L'amour sans le faire de Serge Joncour

Extraits :

Quelles perspectives lui offre-t-on en prolongeant cette agonie ? Supporter une existence devenue morne et pesante, sans but ni projet ? Contempler avec impuissance ses forces s'envoler une à une ? Consulter sans relâche kinés et médecins pour atténuer quelques secondes la douleur qui le mine, mais aussi pour sentir encore le contact de mains mêmes inconnues sur un corps qui n'attire plus personne ? Subir l'humiliation des sphincters qui lâchent, des premiers incidents en public, en baissant les yeux devant les passants amusés qui n'ont pas conscience que, bientôt, leur tour viendra ?

...

Pourquoi le temps s'écoule-t-il à sens unique ? L'homme ne peut aller que dans une seule direction, de la jeunesse vers la vieillesse, de la naissance vers la mort, de la fraîcheur vers la décrépitude, de l'aube vers le crépuscule.
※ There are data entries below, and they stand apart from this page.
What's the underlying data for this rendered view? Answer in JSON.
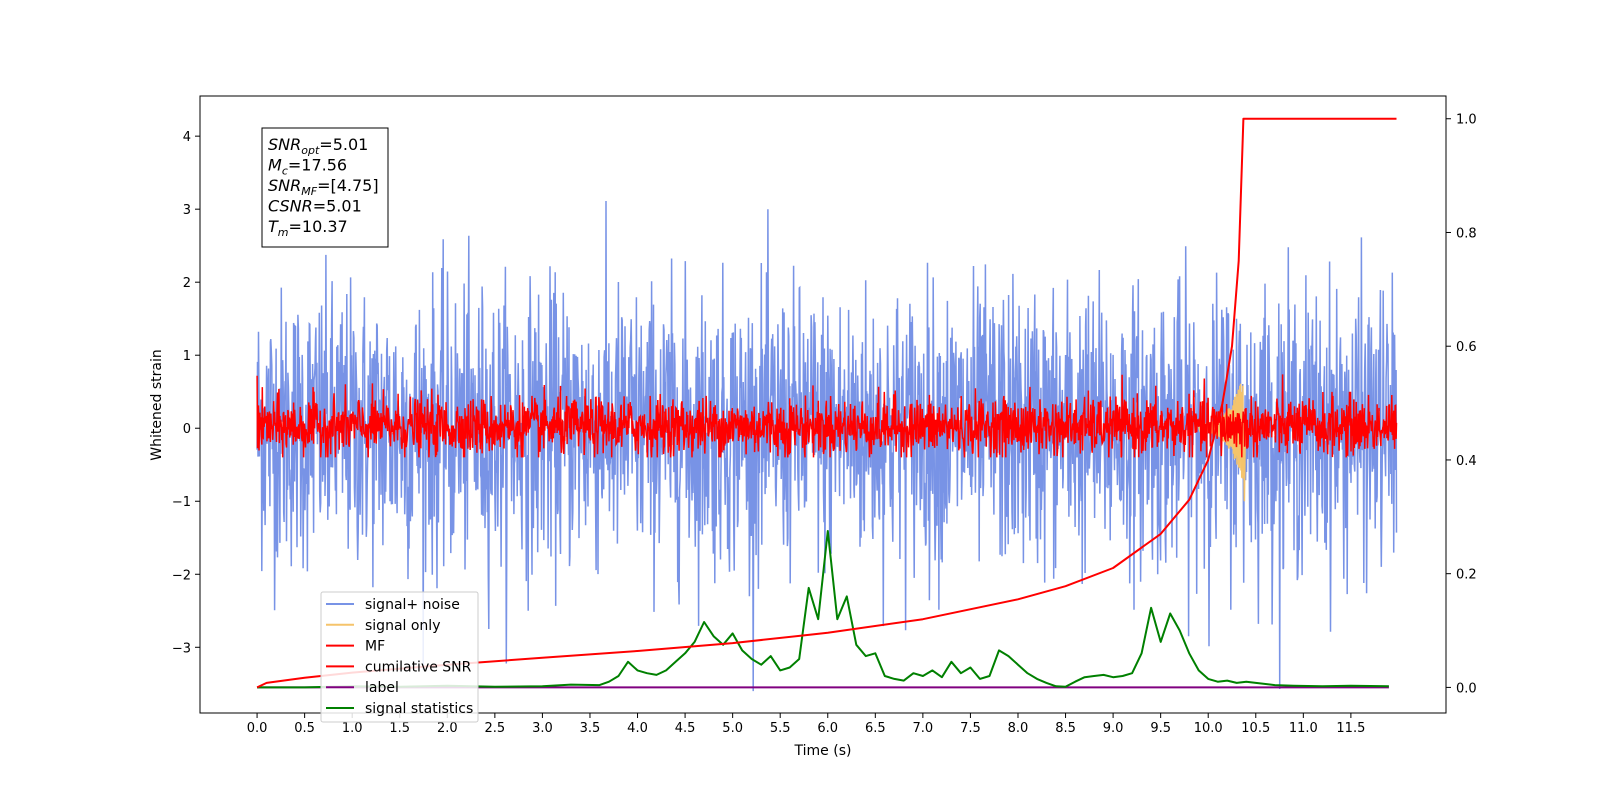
{
  "chart_data": {
    "type": "line",
    "title": "",
    "xlabel": "Time (s)",
    "ylabel": "Whitened strain",
    "xlim": [
      -0.6,
      12.5
    ],
    "ylim": [
      -3.9,
      4.55
    ],
    "y2lim": [
      -0.045,
      1.04
    ],
    "x_ticks": [
      "0.0",
      "0.5",
      "1.0",
      "1.5",
      "2.0",
      "2.5",
      "3.0",
      "3.5",
      "4.0",
      "4.5",
      "5.0",
      "5.5",
      "6.0",
      "6.5",
      "7.0",
      "7.5",
      "8.0",
      "8.5",
      "9.0",
      "9.5",
      "10.0",
      "10.5",
      "11.0",
      "11.5"
    ],
    "y_ticks": [
      "−3",
      "−2",
      "−1",
      "0",
      "1",
      "2",
      "3",
      "4"
    ],
    "y2_ticks": [
      "0.0",
      "0.2",
      "0.4",
      "0.6",
      "0.8",
      "1.0"
    ],
    "y_tick_values": [
      -3,
      -2,
      -1,
      0,
      1,
      2,
      3,
      4
    ],
    "y2_tick_values": [
      0,
      0.2,
      0.4,
      0.6,
      0.8,
      1.0
    ],
    "x_range": [
      0,
      11.98
    ],
    "merger_time": 10.37,
    "series": [
      {
        "name": "signal+ noise",
        "color": "#7893e6",
        "axis": "left",
        "note_std": 0.95
      },
      {
        "name": "signal only",
        "color": "#f5c46b",
        "axis": "left"
      },
      {
        "name": "MF",
        "color": "#ff0000",
        "axis": "left",
        "note_std": 0.2
      },
      {
        "name": "cumilative SNR",
        "color": "#ff0000",
        "axis": "right",
        "x": [
          0.0,
          0.1,
          0.5,
          1.0,
          2.0,
          3.0,
          4.0,
          5.0,
          6.0,
          7.0,
          8.0,
          8.5,
          9.0,
          9.5,
          9.8,
          10.0,
          10.15,
          10.25,
          10.32,
          10.37,
          11.98
        ],
        "values": [
          0.0,
          0.008,
          0.017,
          0.026,
          0.04,
          0.052,
          0.064,
          0.078,
          0.096,
          0.12,
          0.155,
          0.178,
          0.21,
          0.27,
          0.33,
          0.4,
          0.5,
          0.6,
          0.75,
          1.0,
          1.0
        ]
      },
      {
        "name": "label",
        "color": "#800080",
        "axis": "right",
        "x": [
          0,
          11.9
        ],
        "values": [
          0,
          0
        ]
      },
      {
        "name": "signal statistics",
        "color": "#008000",
        "axis": "right",
        "x": [
          0.0,
          0.5,
          1.0,
          1.5,
          2.0,
          2.5,
          3.0,
          3.3,
          3.6,
          3.7,
          3.8,
          3.9,
          4.0,
          4.1,
          4.2,
          4.3,
          4.4,
          4.5,
          4.6,
          4.7,
          4.8,
          4.9,
          5.0,
          5.1,
          5.2,
          5.3,
          5.4,
          5.5,
          5.6,
          5.7,
          5.8,
          5.9,
          6.0,
          6.1,
          6.2,
          6.3,
          6.4,
          6.5,
          6.6,
          6.7,
          6.8,
          6.9,
          7.0,
          7.1,
          7.2,
          7.3,
          7.4,
          7.5,
          7.6,
          7.7,
          7.8,
          7.9,
          8.0,
          8.1,
          8.2,
          8.3,
          8.4,
          8.5,
          8.6,
          8.7,
          8.8,
          8.9,
          9.0,
          9.1,
          9.2,
          9.3,
          9.4,
          9.5,
          9.6,
          9.7,
          9.8,
          9.9,
          10.0,
          10.1,
          10.2,
          10.3,
          10.4,
          10.5,
          10.7,
          10.9,
          11.2,
          11.5,
          11.9
        ],
        "values": [
          0.0,
          0.0,
          0.002,
          0.001,
          0.003,
          0.001,
          0.002,
          0.005,
          0.004,
          0.01,
          0.02,
          0.045,
          0.03,
          0.025,
          0.022,
          0.03,
          0.045,
          0.06,
          0.08,
          0.115,
          0.09,
          0.075,
          0.095,
          0.065,
          0.05,
          0.04,
          0.055,
          0.03,
          0.035,
          0.05,
          0.175,
          0.12,
          0.275,
          0.12,
          0.16,
          0.075,
          0.055,
          0.06,
          0.02,
          0.015,
          0.012,
          0.025,
          0.02,
          0.03,
          0.018,
          0.045,
          0.025,
          0.035,
          0.015,
          0.02,
          0.065,
          0.055,
          0.04,
          0.025,
          0.015,
          0.008,
          0.002,
          0.001,
          0.01,
          0.018,
          0.02,
          0.022,
          0.018,
          0.02,
          0.025,
          0.06,
          0.14,
          0.08,
          0.13,
          0.1,
          0.06,
          0.03,
          0.015,
          0.01,
          0.012,
          0.008,
          0.01,
          0.008,
          0.004,
          0.003,
          0.002,
          0.003,
          0.002
        ]
      }
    ],
    "legend": {
      "placement": "lower-left",
      "entries": [
        "signal+ noise",
        "signal only",
        "MF",
        "cumilative SNR",
        "label",
        "signal statistics"
      ],
      "colors": [
        "#7893e6",
        "#f5c46b",
        "#ff0000",
        "#ff0000",
        "#800080",
        "#008000"
      ]
    },
    "annotation": {
      "lines": [
        {
          "base": "SNR",
          "sub": "opt",
          "rest": "=5.01"
        },
        {
          "base": "M",
          "sub": "c",
          "rest": "=17.56"
        },
        {
          "base": "SNR",
          "sub": "MF",
          "rest": "=[4.75]"
        },
        {
          "base": "CSNR",
          "sub": "",
          "rest": "=5.01"
        },
        {
          "base": "T",
          "sub": "m",
          "rest": "=10.37"
        }
      ]
    },
    "grid": false
  }
}
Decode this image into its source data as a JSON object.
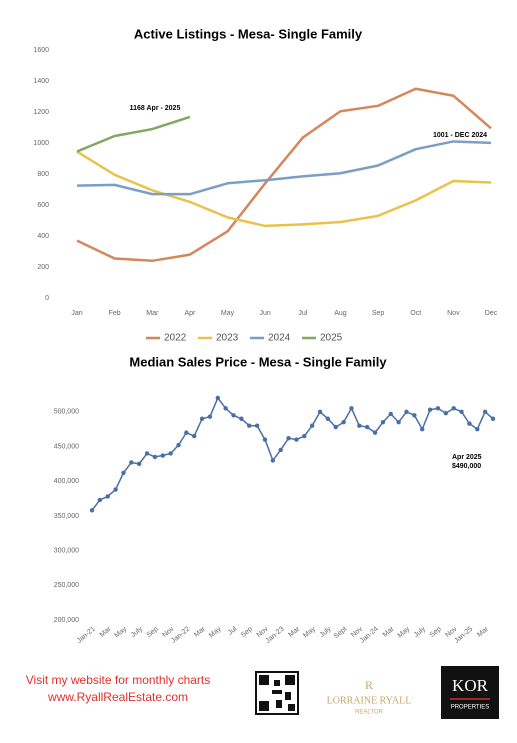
{
  "chart_data": [
    {
      "type": "line",
      "title": "Active Listings - Mesa-  Single Family",
      "categories": [
        "Jan",
        "Feb",
        "Mar",
        "Apr",
        "May",
        "Jun",
        "Jul",
        "Aug",
        "Sep",
        "Oct",
        "Nov",
        "Dec"
      ],
      "series": [
        {
          "name": "2022",
          "color": "#d4875a",
          "values": [
            370,
            255,
            240,
            280,
            430,
            740,
            1035,
            1205,
            1240,
            1350,
            1305,
            1095
          ]
        },
        {
          "name": "2023",
          "color": "#e8c24a",
          "values": [
            945,
            795,
            695,
            620,
            520,
            465,
            475,
            490,
            530,
            630,
            755,
            745
          ]
        },
        {
          "name": "2024",
          "color": "#7b9fc4",
          "values": [
            725,
            730,
            670,
            670,
            740,
            760,
            785,
            805,
            855,
            960,
            1010,
            1001
          ]
        },
        {
          "name": "2025",
          "color": "#7fa860",
          "values": [
            945,
            1045,
            1090,
            1168,
            null,
            null,
            null,
            null,
            null,
            null,
            null,
            null
          ]
        }
      ],
      "ylim": [
        0,
        1600
      ],
      "yticks": [
        0,
        200,
        400,
        600,
        800,
        1000,
        1200,
        1400,
        1600
      ],
      "grid": false,
      "legend": "bottom",
      "annotations": [
        "1168 Apr - 2025",
        "1001 - DEC 2024"
      ]
    },
    {
      "type": "line",
      "title": "Median Sales Price -  Mesa - Single Family",
      "categories": [
        "Jan-21",
        null,
        "Mar",
        null,
        "May",
        null,
        "July",
        null,
        "Sep",
        null,
        "Nov",
        null,
        "Jan-22",
        null,
        "Mar",
        null,
        "May",
        null,
        "Jul",
        null,
        "Sep",
        null,
        "Nov",
        null,
        "Jan-23",
        null,
        "Mar",
        null,
        "May",
        null,
        "July",
        null,
        "Sept",
        null,
        "Nov",
        null,
        "Jan-24",
        null,
        "Mar",
        null,
        "May",
        null,
        "July",
        null,
        "Sep",
        null,
        "Nov",
        null,
        "Jan-25",
        null,
        "Mar",
        null
      ],
      "color": "#4a6fa5",
      "values": [
        358000,
        373000,
        378000,
        388000,
        412000,
        427000,
        425000,
        440000,
        435000,
        437000,
        440000,
        452000,
        470000,
        465000,
        490000,
        493000,
        520000,
        505000,
        495000,
        490000,
        480000,
        480000,
        460000,
        430000,
        445000,
        462000,
        460000,
        465000,
        480000,
        500000,
        490000,
        478000,
        485000,
        505000,
        480000,
        478000,
        470000,
        485000,
        497000,
        485000,
        500000,
        495000,
        475000,
        503000,
        505000,
        498000,
        505000,
        500000,
        483000,
        475000,
        500000,
        490000
      ],
      "ylim": [
        200000,
        530000
      ],
      "yticks": [
        {
          "value": 200000,
          "label": "200,000"
        },
        {
          "value": 250000,
          "label": "250,000"
        },
        {
          "value": 300000,
          "label": "300,000"
        },
        {
          "value": 350000,
          "label": "350,000"
        },
        {
          "value": 400000,
          "label": "400,000"
        },
        {
          "value": 450000,
          "label": "450,000"
        },
        {
          "value": 500000,
          "label": "500,000"
        }
      ],
      "grid": false,
      "annotations": [
        "Apr 2025",
        "$490,000"
      ]
    }
  ],
  "footer": {
    "website_prompt": "Visit my website for monthly charts",
    "website": "www.RyallRealEstate.com",
    "agent_name": "LORRAINE RYALL",
    "agent_title": "REALTOR",
    "brokerage": "KOR",
    "brokerage_sub": "PROPERTIES"
  }
}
Les cerisiers dépérissent en automne et refleurissent au printemps, dans un éternel recommencement que nous ne connaîtrons pas.

...

Quand Anaïs lisait, elle n'entendait plus rien, son environnement s'effaçait, son esprit s'envolait.

...

- Comment on sait qu'on est dans un rêve ou qu'on ne l'est pas ?

Il sourit :

- Très bonne question.

- Il suffit de se pincer, et si on dort, on se sent tomber dans un précipice et on se réveille, non ?

- Oui, mais qu'est-ce qui te dit que tu ne te réveilles pas dans ton rêve, et que ton rêve n'est pas la réalité ?

...

La réalité prend parfois des allures surprenantes, surtout quand on traverse des épreuves pénibles.

...

On perd l'habitude d'exprimer ses sentiments avec les années. Or, sans manifestation de tendresse, que reste-t-il à l'autre ? Un affreux sentiment de vide et de solitude ; l'impression de ne plus exister.

...

- Le plus dur quand on est catalogué atypique, c'est-à-dire potentiellement dangereux, c'est que certain ne font même pas l'effort de nous connaître et d'aller au-delà de l'apparence. On est noir, transexuel, handicapé, dont jugé à travers un prisme qui nous déforme. On suscite peur et méfiance, il vaut mieux nous éviter.

Commentaires

  • En parcourant ton blog, j'ai la nette impression que nous avons des goûts communs. Je pense donc que tu devrais passer un très bon moment en compagnie d'Aude Le Corff ! A bientôt. Merci à toi pour ta visite.

  • Bonjour de la part d'un homonyme qui écrit aussi........... pas dans le même domaine !!!!!!!!